About the Logical Validity Calculator
A logical validity calculator checks whether a conclusion must be true whenever all premises are true. It does not judge style, emotion, or real world facts. It studies argument form. This tool builds a complete truth table for every variable found in your statements. It then tests each row. If any row makes all premises true and the conclusion false, the argument is invalid. That row is a counterexample. If no such row exists, the argument is valid.
Why validity matters
Validity is useful in debate, math, programming, law, and everyday planning. It helps separate good structure from persuasive wording. A statement can sound confident and still fail logically. Another statement can look simple and remain valid. Truth tables give a visible method. They list every possible true or false assignment. This removes guesswork. It also helps students learn connectives such as conjunction, disjunction, negation, implication, and biconditional.
Input options
Use one premise per line. Enter the conclusion in its own field. You may use letters like P, Q, and R. You may also use longer names such as Rain, WetRoad, or Alarm. Choose symbols from the guide. The parser accepts common text and symbol operators.

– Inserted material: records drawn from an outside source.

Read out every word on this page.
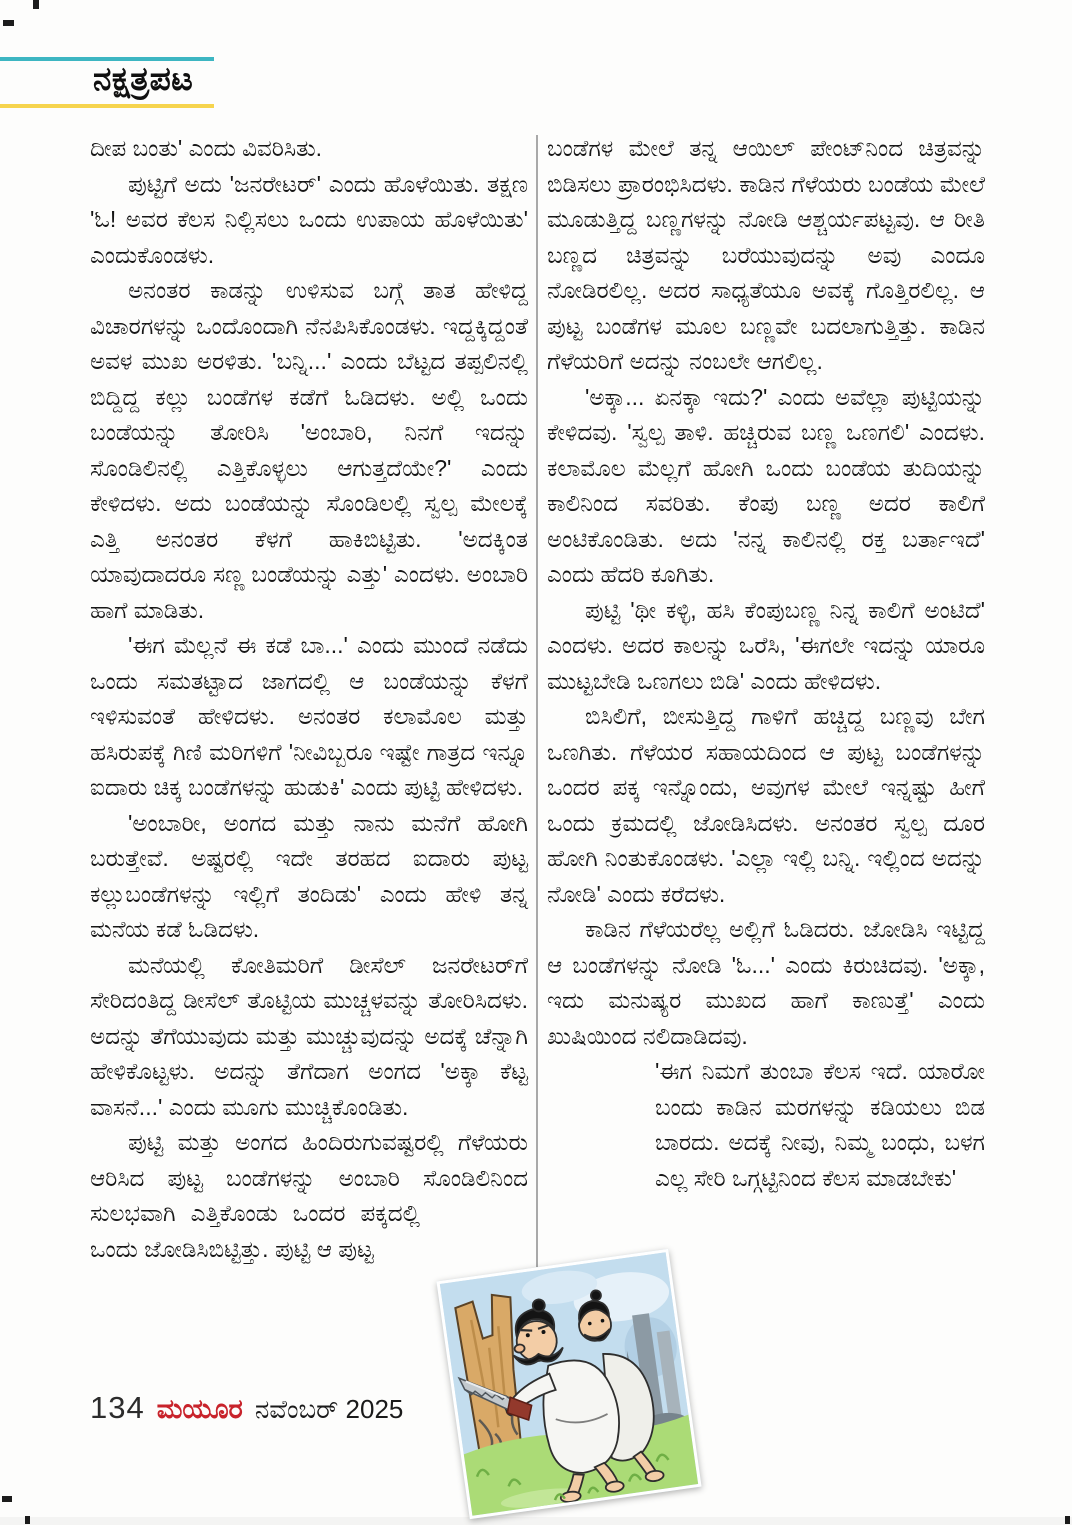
ನಕ್ಷತ್ರಪಟ

ದೀಪ ಬಂತು' ಎಂದು ವಿವರಿಸಿತು.

ಪುಟ್ಟಿಗೆ ಅದು 'ಜನರೇಟರ್' ಎಂದು ಹೊಳೆಯಿತು. ತಕ್ಷಣ 'ಓ! ಅವರ ಕೆಲಸ ನಿಲ್ಲಿಸಲು ಒಂದು ಉಪಾಯ ಹೊಳೆಯಿತು' ಎಂದುಕೊಂಡಳು.

ಅನಂತರ ಕಾಡನ್ನು ಉಳಿಸುವ ಬಗ್ಗೆ ತಾತ ಹೇಳಿದ್ದ ವಿಚಾರಗಳನ್ನು ಒಂದೊಂದಾಗಿ ನೆನಪಿಸಿಕೊಂಡಳು. ಇದ್ದಕ್ಕಿದ್ದಂತೆ ಅವಳ ಮುಖ ಅರಳಿತು. 'ಬನ್ನಿ...' ಎಂದು ಬೆಟ್ಟದ ತಪ್ಪಲಿನಲ್ಲಿ ಬಿದ್ದಿದ್ದ ಕಲ್ಲು ಬಂಡೆಗಳ ಕಡೆಗೆ ಓಡಿದಳು. ಅಲ್ಲಿ ಒಂದು ಬಂಡೆಯನ್ನು ತೋರಿಸಿ 'ಅಂಬಾರಿ, ನಿನಗೆ ಇದನ್ನು ಸೊಂಡಿಲಿನಲ್ಲಿ ಎತ್ತಿಕೊಳ್ಳಲು ಆಗುತ್ತದೆಯೇ?' ಎಂದು ಕೇಳಿದಳು. ಅದು ಬಂಡೆಯನ್ನು ಸೊಂಡಿಲಲ್ಲಿ ಸ್ವಲ್ಪ ಮೇಲಕ್ಕೆ ಎತ್ತಿ ಅನಂತರ ಕೆಳಗೆ ಹಾಕಿಬಿಟ್ಟಿತು. 'ಅದಕ್ಕಿಂತ ಯಾವುದಾದರೂ ಸಣ್ಣ ಬಂಡೆಯನ್ನು ಎತ್ತು' ಎಂದಳು. ಅಂಬಾರಿ ಹಾಗೆ ಮಾಡಿತು.

'ಈಗ ಮೆಲ್ಲನೆ ಈ ಕಡೆ ಬಾ...' ಎಂದು ಮುಂದೆ ನಡೆದು ಒಂದು ಸಮತಟ್ಟಾದ ಜಾಗದಲ್ಲಿ ಆ ಬಂಡೆಯನ್ನು ಕೆಳಗೆ ಇಳಿಸುವಂತೆ ಹೇಳಿದಳು. ಅನಂತರ ಕಲಾಮೊಲ ಮತ್ತು ಹಸಿರುಪಕ್ಕೆ ಗಿಣಿ ಮರಿಗಳಿಗೆ 'ನೀವಿಬ್ಬರೂ ಇಷ್ಟೇ ಗಾತ್ರದ ಇನ್ನೂ ಐದಾರು ಚಿಕ್ಕ ಬಂಡೆಗಳನ್ನು ಹುಡುಕಿ' ಎಂದು ಪುಟ್ಟಿ ಹೇಳಿದಳು.

'ಅಂಬಾರೀ, ಅಂಗದ ಮತ್ತು ನಾನು ಮನೆಗೆ ಹೋಗಿ ಬರುತ್ತೇವೆ. ಅಷ್ಟರಲ್ಲಿ ಇದೇ ತರಹದ ಐದಾರು ಪುಟ್ಟ ಕಲ್ಲುಬಂಡೆಗಳನ್ನು ಇಲ್ಲಿಗೆ ತಂದಿಡು' ಎಂದು ಹೇಳಿ ತನ್ನ ಮನೆಯ ಕಡೆ ಓಡಿದಳು.

ಮನೆಯಲ್ಲಿ ಕೋತಿಮರಿಗೆ ಡೀಸೆಲ್ ಜನರೇಟರ್‌ಗೆ ಸೇರಿದಂತಿದ್ದ ಡೀಸೆಲ್ ತೊಟ್ಟಿಯ ಮುಚ್ಚಳವನ್ನು ತೋರಿಸಿದಳು. ಅದನ್ನು ತೆಗೆಯುವುದು ಮತ್ತು ಮುಚ್ಚುವುದನ್ನು ಅದಕ್ಕೆ ಚೆನ್ನಾಗಿ ಹೇಳಿಕೊಟ್ಟಳು. ಅದನ್ನು ತೆಗೆದಾಗ ಅಂಗದ 'ಅಕ್ಕಾ ಕೆಟ್ಟ ವಾಸನೆ...' ಎಂದು ಮೂಗು ಮುಚ್ಚಿಕೊಂಡಿತು.

ಪುಟ್ಟಿ ಮತ್ತು ಅಂಗದ ಹಿಂದಿರುಗುವಷ್ಟರಲ್ಲಿ ಗೆಳೆಯರು ಆರಿಸಿದ ಪುಟ್ಟ ಬಂಡೆಗಳನ್ನು ಅಂಬಾರಿ ಸೊಂಡಿಲಿನಿಂದ ಸುಲಭವಾಗಿ ಎತ್ತಿಕೊಂಡು ಒಂದರ ಪಕ್ಕದಲ್ಲಿ ಒಂದು ಜೋಡಿಸಿಬಿಟ್ಟಿತ್ತು. ಪುಟ್ಟಿ ಆ ಪುಟ್ಟ

ಬಂಡೆಗಳ ಮೇಲೆ ತನ್ನ ಆಯಿಲ್ ಪೇಂಟ್‌ನಿಂದ ಚಿತ್ರವನ್ನು ಬಿಡಿಸಲು ಪ್ರಾರಂಭಿಸಿದಳು. ಕಾಡಿನ ಗೆಳೆಯರು ಬಂಡೆಯ ಮೇಲೆ ಮೂಡುತ್ತಿದ್ದ ಬಣ್ಣಗಳನ್ನು ನೋಡಿ ಆಶ್ಚರ್ಯಪಟ್ಟವು. ಆ ರೀತಿ ಬಣ್ಣದ ಚಿತ್ರವನ್ನು ಬರೆಯುವುದನ್ನು ಅವು ಎಂದೂ ನೋಡಿರಲಿಲ್ಲ. ಅದರ ಸಾಧ್ಯತೆಯೂ ಅವಕ್ಕೆ ಗೊತ್ತಿರಲಿಲ್ಲ. ಆ ಪುಟ್ಟ ಬಂಡೆಗಳ ಮೂಲ ಬಣ್ಣವೇ ಬದಲಾಗುತ್ತಿತ್ತು. ಕಾಡಿನ ಗೆಳೆಯರಿಗೆ ಅದನ್ನು ನಂಬಲೇ ಆಗಲಿಲ್ಲ.

'ಅಕ್ಕಾ... ಏನಕ್ಕಾ ಇದು?' ಎಂದು ಅವೆಲ್ಲಾ ಪುಟ್ಟಿಯನ್ನು ಕೇಳಿದವು. 'ಸ್ವಲ್ಪ ತಾಳಿ. ಹಚ್ಚಿರುವ ಬಣ್ಣ ಒಣಗಲಿ' ಎಂದಳು. ಕಲಾಮೊಲ ಮೆಲ್ಲಗೆ ಹೋಗಿ ಒಂದು ಬಂಡೆಯ ತುದಿಯನ್ನು ಕಾಲಿನಿಂದ ಸವರಿತು. ಕೆಂಪು ಬಣ್ಣ ಅದರ ಕಾಲಿಗೆ ಅಂಟಿಕೊಂಡಿತು. ಅದು 'ನನ್ನ ಕಾಲಿನಲ್ಲಿ ರಕ್ತ ಬರ್ತಾಇದೆ' ಎಂದು ಹೆದರಿ ಕೂಗಿತು.

ಪುಟ್ಟಿ 'ಥೀ ಕಳ್ಳಿ, ಹಸಿ ಕೆಂಪುಬಣ್ಣ ನಿನ್ನ ಕಾಲಿಗೆ ಅಂಟಿದೆ' ಎಂದಳು. ಅದರ ಕಾಲನ್ನು ಒರೆಸಿ, 'ಈಗಲೇ ಇದನ್ನು ಯಾರೂ ಮುಟ್ಟಬೇಡಿ ಒಣಗಲು ಬಿಡಿ' ಎಂದು ಹೇಳಿದಳು.

ಬಿಸಿಲಿಗೆ, ಬೀಸುತ್ತಿದ್ದ ಗಾಳಿಗೆ ಹಚ್ಚಿದ್ದ ಬಣ್ಣವು ಬೇಗ ಒಣಗಿತು. ಗೆಳೆಯರ ಸಹಾಯದಿಂದ ಆ ಪುಟ್ಟ ಬಂಡೆಗಳನ್ನು ಒಂದರ ಪಕ್ಕ ಇನ್ನೊಂದು, ಅವುಗಳ ಮೇಲೆ ಇನ್ನಷ್ಟು ಹೀಗೆ ಒಂದು ಕ್ರಮದಲ್ಲಿ ಜೋಡಿಸಿದಳು. ಅನಂತರ ಸ್ವಲ್ಪ ದೂರ ಹೋಗಿ ನಿಂತುಕೊಂಡಳು. 'ಎಲ್ಲಾ ಇಲ್ಲಿ ಬನ್ನಿ. ಇಲ್ಲಿಂದ ಅದನ್ನು ನೋಡಿ' ಎಂದು ಕರೆದಳು.

ಕಾಡಿನ ಗೆಳೆಯರೆಲ್ಲ ಅಲ್ಲಿಗೆ ಓಡಿದರು. ಜೋಡಿಸಿ ಇಟ್ಟಿದ್ದ ಆ ಬಂಡೆಗಳನ್ನು ನೋಡಿ 'ಓ...' ಎಂದು ಕಿರುಚಿದವು. 'ಅಕ್ಕಾ, ಇದು ಮನುಷ್ಯರ ಮುಖದ ಹಾಗೆ ಕಾಣುತ್ತೆ' ಎಂದು ಖುಷಿಯಿಂದ ನಲಿದಾಡಿದವು.

'ಈಗ ನಿಮಗೆ ತುಂಬಾ ಕೆಲಸ ಇದೆ. ಯಾರೋ ಬಂದು ಕಾಡಿನ ಮರಗಳನ್ನು ಕಡಿಯಲು ಬಿಡ ಬಾರದು. ಅದಕ್ಕೆ ನೀವು, ನಿಮ್ಮ ಬಂಧು, ಬಳಗ ಎಲ್ಲ ಸೇರಿ ಒಗ್ಗಟ್ಟಿನಿಂದ ಕೆಲಸ ಮಾಡಬೇಕು'

134 ಮಯೂರ ನವೆಂಬರ್ 2025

You can compare premises using AND, OR, NOT, XOR, implication, and equivalence. Parentheses are supported. They are important when a statement has several operators.
Reading the answer
The result area appears above the form after calculation. It shows validity status, variables, total rows, rows where all premises are true, and counterexamples. A valid argument has no counterexample. An invalid argument includes at least one row that proves failure. The CSV button exports the truth table for spreadsheets. The PDF button saves a clean summary and table view.
Practical tips
Start with small formulas. Check operator spelling. Add parentheses when meaning could be unclear. Review counterexamples carefully. They often reveal the exact weakness in an argument. Use the example table to learn patterns before testing longer cases.
For advanced study, test classic forms such as modus ponens, modus tollens, hypothetical syllogism, and affirming the consequent. Compare valid and invalid forms side by side. The differences become clear when each row is displayed. Save results to document your reasoning practice later.